Why would you ever need to heat the fleece? I havent had my girls for all that long, but i cant think of a single instance where i would want to wrap them in a fleecie that had been heated in the microwave. Fleece is polyester, so there is a chance that it could melt a little in the microwave, then you would basicly be putting molten plastic on your hedgie without knowing it if only a small part melted. And microwaves can cause hotspots which could burn your hedgie.


----------



## Aleshea (Feb 13, 2009)

dorasdaddy said:


> HE WILL CLIMB OUT AND ESCAPE!!!!!!!!


Mine can even get out of plastic bins!!! so yet another person telling you NO!


----------



## sarahomnia (Feb 10, 2009)

No, that crate wouldn't work. Why?
1] Holes that little feet could get stuck in.
2] Size. There always needs to be room for a 12 inch wheel, water and food bowls, and a hut of some sort, and that little container can't accommodate all of those necessities. 

My idea?
1] Put the little guy in a bathtub and deck it out with what he needs. The reason is is that once you leave your Dad's the cleanup would be a cinch because al he would have to do is run the water.
2] Completely and utterly line the inside of that cage with plastic or something so that he can't climb or get his feet or head stuck in the openings. Since you say you are getting stuff from your friend I'm assuming you'll be seeing him in a day or two. I think it would work for that short period of time if properly changed as it is big enough to fit a wheel, but still, it is by far too small of an area. My cage is about 18x40 inches, and i consider it small.


---

Fleece in the microwave.

Nononononono. it can melt, even in small areas. Bad idea.

---

Febreeze.

Nononono. way too strong smelling. Go to the pet store, in the small animals area they have all sorts of stuff to help with the smell of small animals that has veryvery light scent so that it won't bother them.


----------



## BelleHedge (Dec 19, 2008)

OK guys, please wait before this goes on and you continue getting mad at me. In my earlier post I said that he most likely would NOT end up in there because my friend and I are meeting up in a few days so can get the C&C cubes. I was not arguing with Nancy, I was simply saying how her respose made me feel, OK? Please don't sit there and keep getting mad at me, I'm getting the C&C cage within the next few days.

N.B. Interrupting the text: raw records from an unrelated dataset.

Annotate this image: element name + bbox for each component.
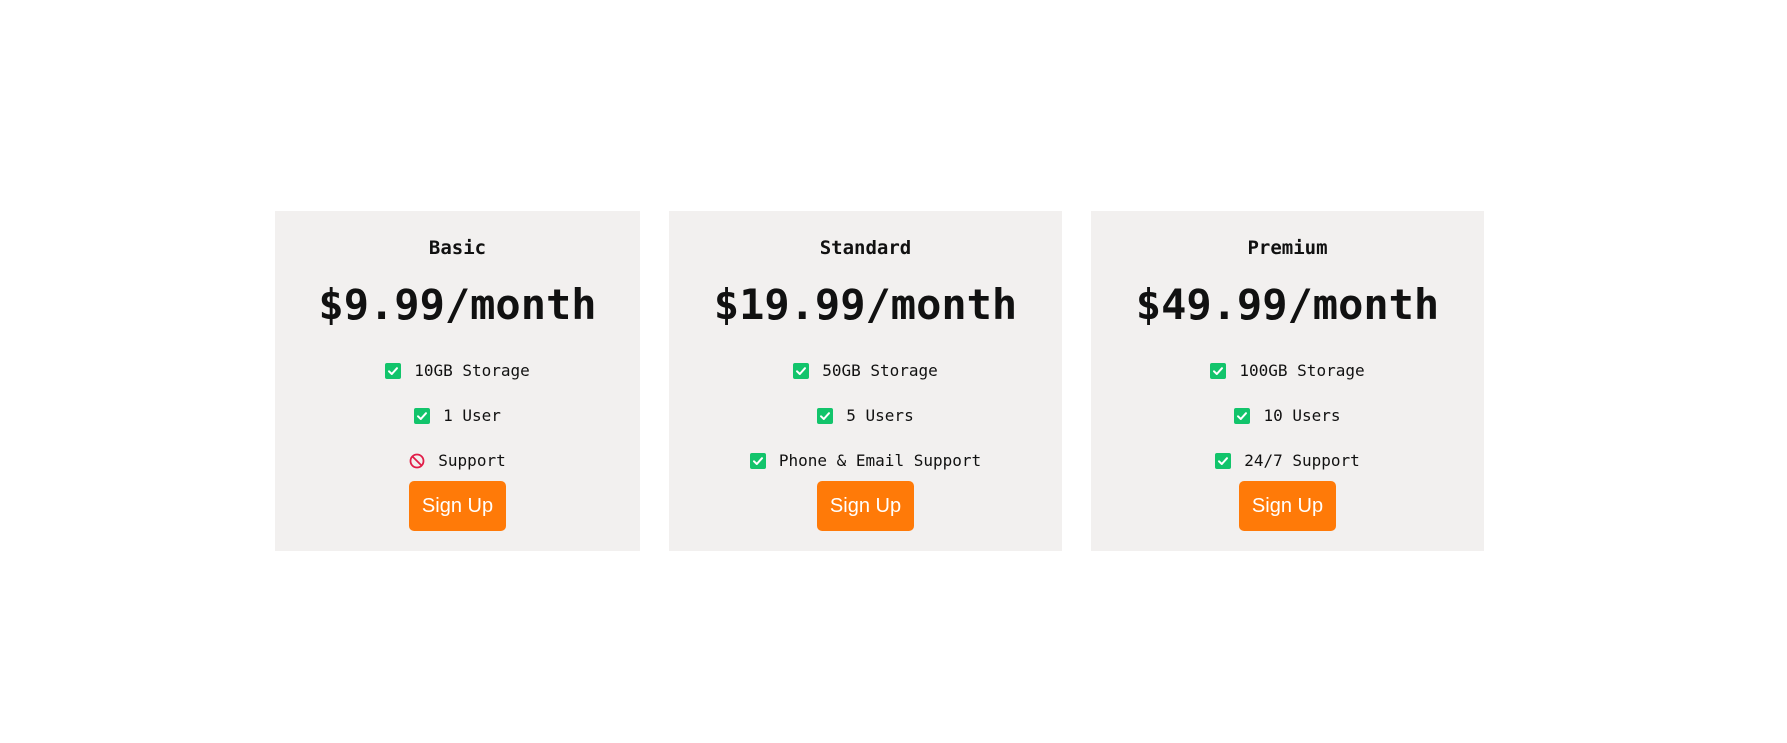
plan-name: Premium [1247, 237, 1328, 259]
pricing-section: Basic $9.99/month 10GB Storage 1 User Su… [275, 211, 1484, 551]
feature-list: 50GB Storage 5 Users Phone & Email Suppo… [749, 348, 982, 483]
feature-item: 5 Users [817, 393, 914, 438]
plan-name: Standard [819, 237, 912, 259]
check-square-icon [1210, 362, 1227, 379]
feature-item: 10 Users [1234, 393, 1341, 438]
feature-label: Support [438, 451, 506, 470]
feature-item: 1 User [414, 393, 501, 438]
feature-list: 10GB Storage 1 User Support [385, 348, 530, 483]
feature-item: 50GB Storage [793, 348, 938, 393]
check-square-icon [1234, 407, 1251, 424]
feature-label: Phone & Email Support [778, 451, 982, 470]
feature-list: 100GB Storage 10 Users 24/7 Support [1210, 348, 1365, 483]
plan-price: $19.99/month [713, 280, 1018, 329]
feature-label: 50GB Storage [822, 361, 938, 380]
plan-price: $9.99/month [318, 280, 597, 329]
feature-label: 5 Users [846, 406, 914, 425]
feature-item: 100GB Storage [1210, 348, 1365, 393]
plan-price: $49.99/month [1135, 280, 1440, 329]
feature-item: 24/7 Support [1215, 438, 1360, 483]
feature-label: 100GB Storage [1239, 361, 1365, 380]
check-square-icon [793, 362, 810, 379]
sign-up-button-basic[interactable]: Sign Up [409, 481, 506, 531]
sign-up-button-premium[interactable]: Sign Up [1239, 481, 1336, 531]
feature-item: Phone & Email Support [749, 438, 982, 483]
check-square-icon [1215, 452, 1232, 469]
feature-label: 24/7 Support [1244, 451, 1360, 470]
check-square-icon [385, 362, 402, 379]
check-square-icon [414, 407, 431, 424]
sign-up-button-standard[interactable]: Sign Up [817, 481, 914, 531]
feature-label: 10GB Storage [414, 361, 530, 380]
check-square-icon [817, 407, 834, 424]
plan-card-basic: Basic $9.99/month 10GB Storage 1 User Su… [275, 211, 640, 551]
ban-icon [409, 453, 425, 469]
plan-name: Basic [428, 237, 487, 259]
feature-item: 10GB Storage [385, 348, 530, 393]
feature-label: 1 User [443, 406, 501, 425]
feature-item: Support [409, 438, 506, 483]
feature-label: 10 Users [1263, 406, 1341, 425]
plan-card-standard: Standard $19.99/month 50GB Storage 5 Use… [669, 211, 1062, 551]
plan-card-premium: Premium $49.99/month 100GB Storage 10 Us… [1091, 211, 1484, 551]
check-square-icon [749, 452, 766, 469]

Thanks for answering my questions about the fleece and (my dad's question) about the febreeze.


----------



## sarahomnia (Feb 10, 2009)

I wasn't getting mad, hun. I was just telling you the straight up facts, trying to leave emotion out of it. I understand you asking since that was the only mode of caging you were provided for the weekend by your Dad. We aren't trying to get mad at you or attack you, we just worry about all hedgies, it really isn't meant to be something personal.


----------



## Nancy (Aug 22, 2008)

BelleHedge said:


> (Nancy- I'm not trying to be rude for anthing, but it seemed kind of lke you were irritated with me for asking if I could use this for the time being, I never said he would be staying in it for his whole life, or even if it would still be there when he got here. I'm sorry if this seems like I'm being rude or sound stupid, but it your reply made me feel this way.)
> 
> -BelleHedge


You are reading too much into my reply. I was just briefly answering your questions without giving a drawn out explanation.

I still don't understand microwaving fleece?


----------



## Amy (Feb 11, 2009)

I hope you aren't assuming you could microwave fleece instead of having a permanent heat source for it.


----------



## Immortalia (Jan 24, 2009)

Instead of microwaving.......

Why not just stick the fleece in the dryer for a few minutes? Always comes out warm.

But this would only be used for quick "trips" as the heat won't last long. 

But...why DO you need to heat the fleece?


----------



## BelleHedge (Dec 19, 2008)

It would be a just in case, but I guess that if it'll melt I'll go with a towel or sticking in the dryer.


----------



## jabment (Nov 14, 2008)

I guess the question is why would you need to insta-heat a blanket of any kind? If it's for travel or if the power goes out or your little guy seems too cold, you would probably be better off investing in a heating pad or a little instant hand warmer. These will provide and maintain heat better than a warm towel would.

Again, no one is mad or judging you. I think everyone is just trying to make sure they're on the same page with your thought process to help provide you with the best answers for you and your hedgie.


----------



## Nancy (Aug 22, 2008)

A towel heated in dryer or microwave only stays warm for about 5 minutes maximum. It is really only good for a hibernation attempt or to cuddle in after a bath. 

I put snuggle safe discs with fleece covers in the microwave all the time to heat and the fleece doesn't melt. Fleece also goes in the dryer and doesn't melt so unless you put it in the microwave for a long time, nothing is going to happen to it.


----------



## Zoo_Keeper (Mar 16, 2009)

What made you think of putting your hog in a milk crate??? Not having a go just wanted to know.


----------



## sarahomnia (Feb 10, 2009)

Zoo_Keeper said:


> What made you think of putting your hog in a milk crate??? Not having a go just wanted to know.


She needed a cage for her hedgie at her Dad's, and that was the only thing he could think to give her.


----------